How does the value investing style differ from the momentum style?
-Value investing focuses on identifying investments that are currently priced lower than their true worth, with a focus on research and long-term investment. In contrast, momentum investing looks for short-term price movements and trends.
Why are momentum and value strategies considered to be negatively correlated?
-Momentum and value strategies are considered negatively correlated because they are based on different market behaviors and investor reactions. Momentum follows the trend of investments that are already performing well, while value seeks undervalued investments that may not be currently popular.
What is the significance of negative correlation in a 2-fund portfolio?

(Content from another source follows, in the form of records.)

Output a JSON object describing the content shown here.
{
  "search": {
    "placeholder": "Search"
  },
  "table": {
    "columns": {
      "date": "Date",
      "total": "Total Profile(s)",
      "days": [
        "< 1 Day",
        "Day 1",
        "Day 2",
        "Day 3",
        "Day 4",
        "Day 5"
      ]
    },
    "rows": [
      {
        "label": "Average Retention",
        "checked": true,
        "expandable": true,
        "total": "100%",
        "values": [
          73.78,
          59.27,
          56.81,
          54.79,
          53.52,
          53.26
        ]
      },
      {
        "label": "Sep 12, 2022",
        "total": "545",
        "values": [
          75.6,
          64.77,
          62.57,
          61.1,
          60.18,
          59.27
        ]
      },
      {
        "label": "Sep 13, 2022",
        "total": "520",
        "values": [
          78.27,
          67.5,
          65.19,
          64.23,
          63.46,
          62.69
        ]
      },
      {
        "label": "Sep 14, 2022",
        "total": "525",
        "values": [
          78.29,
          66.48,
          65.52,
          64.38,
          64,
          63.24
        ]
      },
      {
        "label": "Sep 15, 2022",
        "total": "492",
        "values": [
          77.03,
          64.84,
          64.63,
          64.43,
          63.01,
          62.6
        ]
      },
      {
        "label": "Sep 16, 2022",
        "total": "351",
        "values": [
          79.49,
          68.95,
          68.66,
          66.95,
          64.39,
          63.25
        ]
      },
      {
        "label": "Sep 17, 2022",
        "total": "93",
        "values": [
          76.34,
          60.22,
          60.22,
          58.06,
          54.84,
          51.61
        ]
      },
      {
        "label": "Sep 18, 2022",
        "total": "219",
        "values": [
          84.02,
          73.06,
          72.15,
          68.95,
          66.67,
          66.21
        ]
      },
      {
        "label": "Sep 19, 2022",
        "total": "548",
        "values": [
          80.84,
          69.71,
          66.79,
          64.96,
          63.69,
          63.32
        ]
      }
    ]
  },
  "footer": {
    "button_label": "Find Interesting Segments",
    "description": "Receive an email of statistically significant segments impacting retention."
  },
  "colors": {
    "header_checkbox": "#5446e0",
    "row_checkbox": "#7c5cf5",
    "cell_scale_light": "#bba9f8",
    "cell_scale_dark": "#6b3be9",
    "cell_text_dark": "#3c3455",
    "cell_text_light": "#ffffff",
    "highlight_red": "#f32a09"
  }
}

-Negative correlation in a 2-fund portfolio can help achieve a balance between returns and risk management, as the funds may perform well in different market conditions, thus potentially reducing overall portfolio volatility.
What was the result of the study comparing the performance of a momentum index and a value index?
-The study found that over a 17-year period, both the momentum index and the value index performed well independently, with the momentum strategy leading in terms of lumpsum and SIP performance as well as volatility.
What is the 'momentum based switch method' mentioned in the script?
-The 'momentum based switch method' is a strategy where the investor switches their investment between a momentum index and a value index based on the performance of the Nifty 200 Momentum 30 index. If the index goes up by 20% over a three-month period, the investor switches to the momentum strategy, and vice versa for a 20% drop.
What was the performance of the 'momentum based switch method' over a 17-year period?
-The 'momentum based switch method' resulted in a 17-year Compound Annual Growth Rate (CAGR) of 22.2%, which was 6% higher than the 50-50 combination method without switching.
What alternative approach did the speaker try using the PE ratio for switching between momentum and value strategies?
-The speaker tried a PE ratio based switching method where the investor would switch to a momentum strategy when the Nifty 50 PE ratio goes below 18 and switch to a value strategy when the ratio crosses 24.
What was the performance of the PE ratio based switching method over a 17-year period?
-The PE ratio based switching method resulted in a 17-year CAGR of 15.1%, which, while respectable, did not perform as well as the momentum based switch method.
What is the final recommendation for a 2-fund portfolio based on the script?
-The final recommendation is to have a combination of a momentum and a value fund in a 2-fund portfolio due to their high performance in isolation, weak correlation, and the potential to improve portfolio performance without adding to volatility.